Ashley esperou que a menina se retirasse para iniciar um novo assunto. Ela já parecia quase normal de novo.
Ashley: E então?
Charlotte: O quê?
Ashley: Você pode me contar, sabe.
Charlotte: O quê?
Eu não soube de primeira sobre o que ela estava falando, mas comecei a ter uma ideia logo depois. Suspirei.
Charlotte: Não tem nada acontecendo.
Ela sorriu.
Ashley: Você tem certeza?
Charlotte: E por que não teria?
Ashley: Bom... Ele não parece saber disso. E você não seria cruel a ponto de iludi-lo. Quer dizer, você viu a última briga dele com o babaca?
Gostei da maneira como ela se referia a Cristopher.
Charlotte: O que aconteceu?
Garota: Chefe!
Havia uma urgência controlada na sua voz. A atiradora não ousara desviar o olhar da sua mira. Ashley andou apressadamente até a garota e observou o mesmo que ela. Escutei quando xingou.
Olhando rapidamente para uma das mensageiras, a traficante iniciou ordens, agora gritando.
Ashley: Avise Santiago. Branco em posição. Tirem as feridas daqui. Azul e todas em repouso: se preparem para a retirada. Preciso de duas mensageiras e o resto deverá seguir com as outras.
Vi que seu copo estava caído ao lado de uma atiradora. Toda a equipe executava suas tarefas com as armas em mãos. Ela hesitou e, por um momento, respirou fundo. Seus olhos azuis encararam os meus com uma preocupação extra, como se não soubesse como eu reagiria.
Ashley: Eles estão aqui.
A traficante mal havia terminado a frase quando o tiroteio de fato começou. Entendendo o recado, desci correndo as escadas para me juntar aos outros, a arma também em mãos. Eu podia sentir a adrenalina da luta, o coração batendo forte. Já havia algum tempo que eu não tinha essas emoções, o que me surpreendeu um pouco.
Santiago estava no centro de um tumultuado círculo formado pelas equipes. Pude ver Scott e Cristopher na frente e me juntei a eles, empurrando algumas pessoas no caminho.

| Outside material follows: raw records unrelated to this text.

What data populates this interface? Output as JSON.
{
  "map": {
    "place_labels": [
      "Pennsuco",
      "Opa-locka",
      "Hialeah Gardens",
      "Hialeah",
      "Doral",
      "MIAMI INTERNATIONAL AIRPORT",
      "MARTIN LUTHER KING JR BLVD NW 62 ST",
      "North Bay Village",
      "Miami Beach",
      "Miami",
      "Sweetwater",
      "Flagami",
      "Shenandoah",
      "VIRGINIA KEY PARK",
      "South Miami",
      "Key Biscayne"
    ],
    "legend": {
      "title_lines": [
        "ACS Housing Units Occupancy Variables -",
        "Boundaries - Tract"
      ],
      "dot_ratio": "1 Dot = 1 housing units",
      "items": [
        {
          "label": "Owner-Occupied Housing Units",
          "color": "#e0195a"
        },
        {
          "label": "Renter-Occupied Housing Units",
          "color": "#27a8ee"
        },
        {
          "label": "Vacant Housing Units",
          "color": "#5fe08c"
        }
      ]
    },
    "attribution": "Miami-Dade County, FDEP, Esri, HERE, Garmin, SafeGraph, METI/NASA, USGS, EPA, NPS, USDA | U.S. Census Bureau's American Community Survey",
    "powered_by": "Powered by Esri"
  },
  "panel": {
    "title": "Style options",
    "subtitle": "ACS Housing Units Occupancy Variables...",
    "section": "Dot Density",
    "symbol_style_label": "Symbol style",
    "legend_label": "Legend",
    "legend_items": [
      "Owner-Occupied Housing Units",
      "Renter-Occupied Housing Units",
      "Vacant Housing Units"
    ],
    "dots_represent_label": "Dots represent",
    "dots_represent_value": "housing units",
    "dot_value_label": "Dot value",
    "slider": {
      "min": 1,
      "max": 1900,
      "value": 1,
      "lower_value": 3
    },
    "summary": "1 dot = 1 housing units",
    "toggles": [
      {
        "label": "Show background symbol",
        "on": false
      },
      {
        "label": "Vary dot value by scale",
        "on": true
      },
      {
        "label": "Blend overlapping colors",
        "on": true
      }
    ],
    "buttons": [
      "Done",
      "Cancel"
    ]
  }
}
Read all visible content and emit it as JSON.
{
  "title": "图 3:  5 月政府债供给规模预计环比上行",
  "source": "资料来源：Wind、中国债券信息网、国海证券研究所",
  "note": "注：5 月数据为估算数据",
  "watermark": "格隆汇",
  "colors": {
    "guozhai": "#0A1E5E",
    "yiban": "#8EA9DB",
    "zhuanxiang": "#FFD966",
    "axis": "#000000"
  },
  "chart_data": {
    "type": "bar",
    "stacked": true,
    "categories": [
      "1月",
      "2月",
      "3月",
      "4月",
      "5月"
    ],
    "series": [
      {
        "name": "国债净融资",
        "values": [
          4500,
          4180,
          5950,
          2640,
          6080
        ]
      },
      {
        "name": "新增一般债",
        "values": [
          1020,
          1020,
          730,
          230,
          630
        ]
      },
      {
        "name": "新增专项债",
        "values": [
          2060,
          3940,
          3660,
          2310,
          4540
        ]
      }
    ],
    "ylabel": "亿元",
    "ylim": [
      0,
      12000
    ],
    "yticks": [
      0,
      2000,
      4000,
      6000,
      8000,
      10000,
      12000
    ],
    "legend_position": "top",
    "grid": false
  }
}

Santiago: Vamos diminuir as equipes e misturá-los. Lembrem-se que eles não terão piedade. Não tentem negociar, conversar ou distrair. Se tiverem a oportunidade de matá-los, façam-no.
Ele fez uma pausa, um tempo para seus ouvintes colocarem os pensamentos em ordem.
Santiago: As equipes que organizei inicialmente.
Algumas pessoas entraram no círculo e o resto se calou.
Santiago: Certo, estão todos aqui? Ninguém morreu nas últimas horas?
Ninguém se manifestou, o que era um bom sinal.
Santiago: Ashley e... Onde está a Ashley? Bom, ela sabe o que fazer. Ashley e Castellor irão pelo caminho A. Charlotte e Cristopher pelo caminho B. Scott e Todd pelo caminho C.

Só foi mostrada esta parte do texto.